L'Imperio Vincenzo, Coelho Vasco, Cazzaniga Giorgio, Papetti Daniele M, Del Carro Fabio, Capitoli Giulia, Marino Mario, Ceku Joranda, Fusco Nicola, Ivanova Mariia, Gianatti Andrea, Nobile Marco S, Galimberti Stefania, Besozzi Daniela, Pagni Fabio
School of Medicine and Surgery, University of Milano-Bicocca, Milan, Italy; Department of Pathology, Fondazione IRCCS San Gerardo dei Tintori, Monza, Italy.
Department of Informatics, Systems and Communication, University of Milano-Bicocca, Milan, Italy.
Mod Pathol. 2024 Dec;37(12):100608. doi: 10.1016/j.modpat.2024.100608. Epub 2024 Sep 5.
The diagnostic assessment of thyroid nodules is hampered by the persistence of uncertainty in borderline cases and further complicated by the inclusion of noninvasive follicular tumor with papillary-like nuclear features (NIFTP) as a less aggressive alternative to papillary thyroid carcinoma (PTC). In this setting, computational methods might facilitate the diagnostic process by unmasking key nuclear characteristics of NIFTP. The main aims of this work were to (1) identify morphometric features of NIFTP and PTC that are interpretable for the human eye and (2) develop a deep learning model for multiclass segmentation as a support tool to reduce diagnostic variability. Our findings confirmed that nuclei in NIFTP and PTC share multiple characteristics, setting them apart from hyperplastic nodules (HP). The morphometric analysis identified 15 features that can be translated into nuclear alterations readily understandable by pathologists, such as a remarkable internuclear homogeneity for HP in contrast to a major complexity in the chromatin texture of NIFTP and to the peculiar pattern of nuclear texture variability of PTC. A few NIFTP cases with available next-generation sequencing data were also analyzed to initially explore the impact of RAS-related mutations on nuclear morphometry. Finally, a pixel-based deep learning model was trained and tested on whole-slide images of NIFTP, PTC, and HP cases. The model, named NUTSHELL (NUclei from Thyroid tumors Segmentation to Highlight Encapsulated Low-malignant Lesions), successfully detected and classified the majority of nuclei in all whole-slide image tiles, showing comparable results with already well-established pathology nuclear scores. NUTSHELL provides an immediate overview of NIFTP areas and can be used to detect microfoci of PTC within extensive glandular samples or identify lymph node metastases. NUTSHELL can be run inside WSInfer with an easy rendering in QuPath, thus facilitating the democratization of digital pathology.

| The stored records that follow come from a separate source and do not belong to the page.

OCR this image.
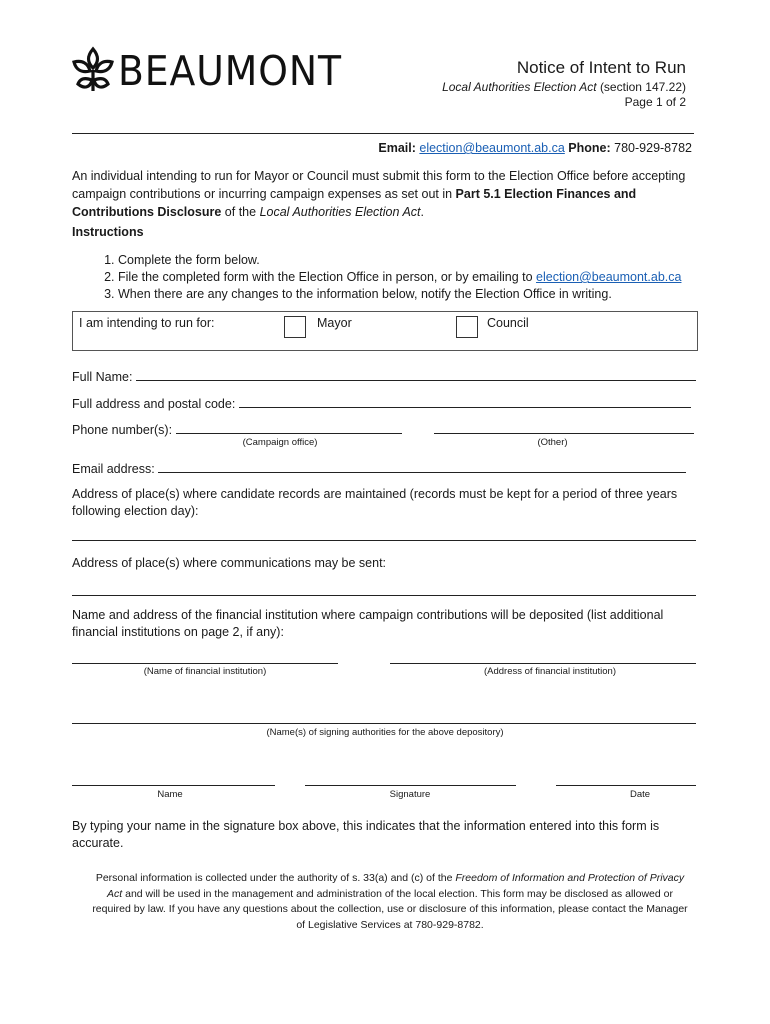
BEAUMONT	Notice of Intent to Run
Local Authorities Election Act (section 147.22)
Page 1 of 2
Email: election@beaumont.ab.ca Phone: 780-929-8782
An individual intending to run for Mayor or Council must submit this form to the Election Office before accepting campaign contributions or incurring campaign expenses as set out in Part 5.1 Election Finances and Contributions Disclosure of the Local Authorities Election Act.
Instructions
1. Complete the form below.
2. File the completed form with the Election Office in person, or by emailing to election@beaumont.ab.ca
3. When there are any changes to the information below, notify the Election Office in writing.
I am intending to run for:	Mayor	Council
Full Name:
Full address and postal code:
Phone number(s):
(Campaign office)	(Other)
Email address:
Address of place(s) where candidate records are maintained (records must be kept for a period of three years following election day):
Address of place(s) where communications may be sent:
Name and address of the financial institution where campaign contributions will be deposited (list additional financial institutions on page 2, if any):
(Name of financial institution)	(Address of financial institution)
(Name(s) of signing authorities for the above depository)
Name	Signature	Date
By typing your name in the signature box above, this indicates that the information entered into this form is accurate.
Personal information is collected under the authority of s. 33(a) and (c) of the Freedom of Information and Protection of Privacy Act and will be used in the management and administration of the local election. This form may be disclosed as allowed or required by law. If you have any questions about the collection, use or disclosure of this information, please contact the Manager of Legislative Services at 780-929-8782.
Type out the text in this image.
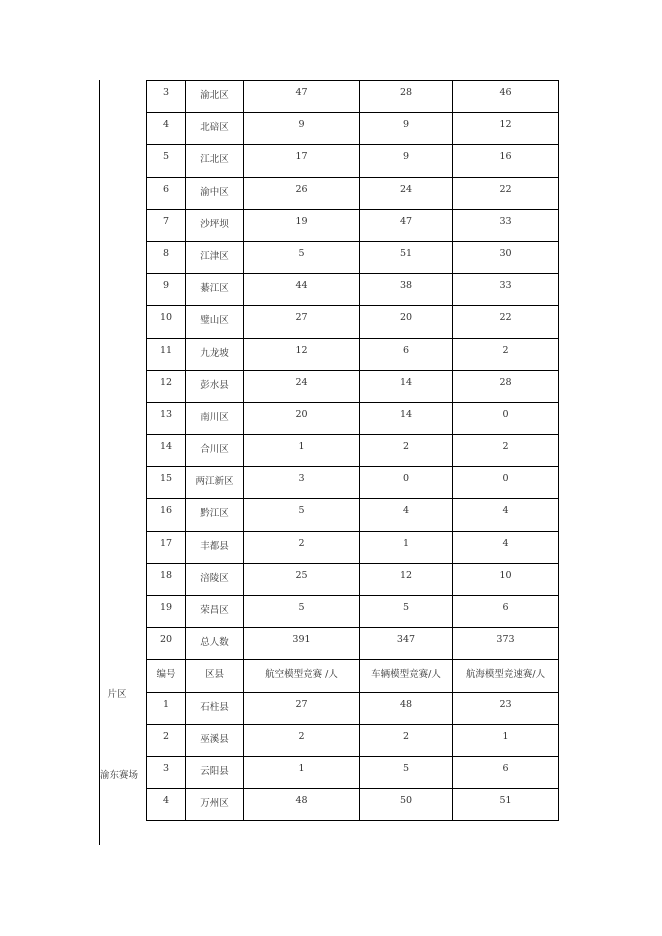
片区
渝东赛场
3	渝北区	47	28	46
4	北碚区	9	9	12
5	江北区	17	9	16
6	渝中区	26	24	22
7	沙坪坝	19	47	33
8	江津区	5	51	30
9	綦江区	44	38	33
10	璧山区	27	20	22
11	九龙坡	12	6	2
12	彭水县	24	14	28
13	南川区	20	14	0
14	合川区	1	2	2
15	两江新区	3	0	0
16	黔江区	5	4	4
17	丰都县	2	1	4
18	涪陵区	25	12	10
19	荣昌区	5	5	6
20	总人数	391	347	373
编号	区县	航空模型竞赛 /人	车辆模型竞赛/人	航海模型竞速赛/人
1	石柱县	27	48	23
2	巫溪县	2	2	1
3	云阳县	1	5	6
4	万州区	48	50	51
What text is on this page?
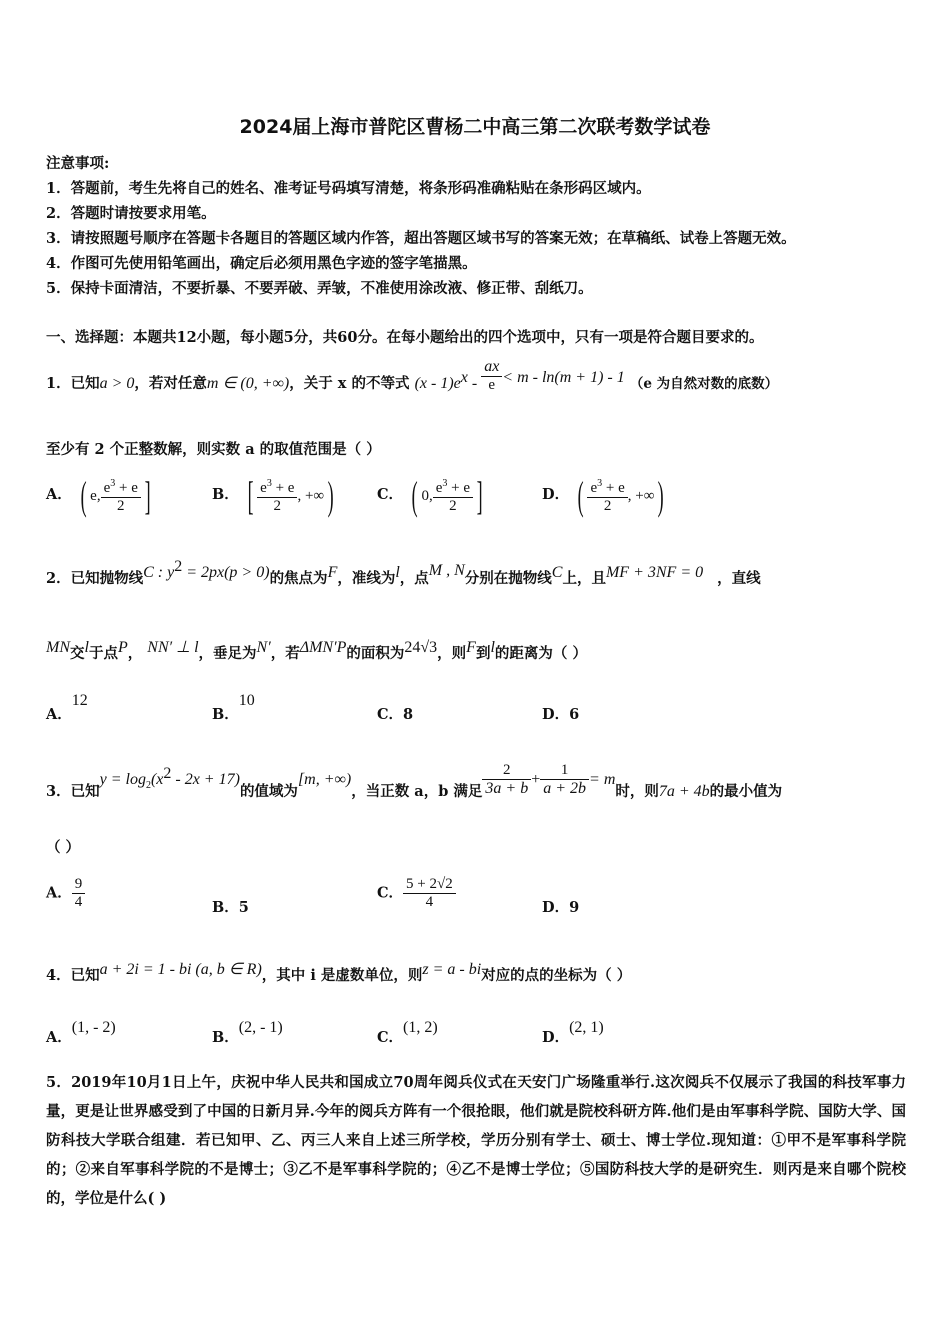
2024届上海市普陀区曹杨二中高三第二次联考数学试卷
注意事项:
1．答题前，考生先将自己的姓名、准考证号码填写清楚，将条形码准确粘贴在条形码区域内。
2．答题时请按要求用笔。
3．请按照题号顺序在答题卡各题目的答题区域内作答，超出答题区域书写的答案无效；在草稿纸、试卷上答题无效。
4．作图可先使用铅笔画出，确定后必须用黑色字迹的签字笔描黑。
5．保持卡面清洁，不要折暴、不要弄破、弄皱，不准使用涂改液、修正带、刮纸刀。
一、选择题：本题共12小题，每小题5分，共60分。在每小题给出的四个选项中，只有一项是符合题目要求的。
1．已知a > 0，若对任意m ∈ (0, +∞)，关于 x 的不等式 $(x - 1)e^x - \frac{ax}{e} < m - \ln(m + 1) - 1$ （e 为自然对数的底数）
至少有 2 个正整数解，则实数 a 的取值范围是（ ）
A． ( e, $\frac{e^3 + e}{2}$ ]	B． [ $\frac{e^3 + e}{2}$ , +∞ )	C． ( 0, $\frac{e^3 + e}{2}$ ]	D． ( $\frac{e^3 + e}{2}$ , +∞ )
2．已知抛物线C : $y^2 = 2px(p > 0)$的焦点为F，准线为l，点M , N分别在抛物线C上，且MF + 3NF = 0 ，直线
MN交l于点P， NN′ ⊥ l，垂足为N′，若ΔMN′P的面积为24√3，则F到l的距离为（ ）
A．12
B．10
C．8	D．6
3．已知$y = \log_2(x^2 - 2x + 17)$的值域为[m, +∞)，当正数 a，b 满足 $\frac{2}{3a + b} + \frac{1}{a + 2b} = m$时，则7a + 4b的最小值为
（ ）
A． $\frac{9}{4}$	B．5
C． $\frac{5 + 2√2}{4}$	D．9
4．已知a + 2i = 1 - bi (a, b ∈ R)，其中 i 是虚数单位，则z = a - bi对应的点的坐标为（ ）
A．(1, - 2)
B．(2, - 1)
C．(1, 2)
D．(2, 1)
5．2019年10月1日上午，庆祝中华人民共和国成立70周年阅兵仪式在天安门广场隆重举行.这次阅兵不仅展示了我国的科技军事力量，更是让世界感受到了中国的日新月异.今年的阅兵方阵有一个很抢眼，他们就是院校科研方阵.他们是由军事科学院、国防大学、国防科技大学联合组建．若已知甲、乙、丙三人来自上述三所学校，学历分别有学士、硕士、博士学位.现知道：①甲不是军事科学院的；②来自军事科学院的不是博士；③乙不是军事科学院的；④乙不是博士学位；⑤国防科技大学的是研究生．则丙是来自哪个院校的，学位是什么( )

甲状腺结节的诊断评估因临界病例中不确定性的持续存在而受到阻碍,并且由于将具有乳头样核特征的非侵袭性滤泡性肿瘤(NIFTP)纳入其中作为甲状腺乳头状癌(PTC)侵袭性较低的替代方案而变得更加复杂。在这种情况下,计算方法可能通过揭示NIFTP的关键核特征来促进诊断过程。这项工作的主要目的是:(1)识别NIFTP和PTC的形态特征,这些特征对人眼来说是可解释的;(2)开发一种用于多类分割的深度学习模型,作为减少诊断变异性的支持工具。我们的研究结果证实,NIFTP和PTC中的细胞核具有多个共同特征,这使它们与增生性结节(HP)区分开来。形态分析确定了15个特征,这些特征可以转化为病理学家易于理解的核改变,例如HP的核内均匀性显著,而NIFTP的染色质纹理主要是复杂性,PTC的核纹理变化具有独特模式。还分析了一些具有可用下一代测序数据的NIFTP病例,以初步探索RAS相关突变对核形态测量的影响。最后,在NIFTP、PTC和HP病例的全切片图像上训练和测试了基于像素的深度学习模型。该模型名为NUTSHELL(甲状腺肿瘤细胞核分割以突出包封的低恶性病变),成功地检测并分类了所有全切片图像块中的大多数细胞核,显示出与已经成熟的病理核评分相当的结果。NUTSHELL提供了NIFTP区域的即时概述,可用于在广泛的腺体样本中检测PTC的微灶或识别淋巴结转移。NUTSHELL可以在WSInfer中运行,并在QuPath中轻松渲染,从而促进数字病理学的普及。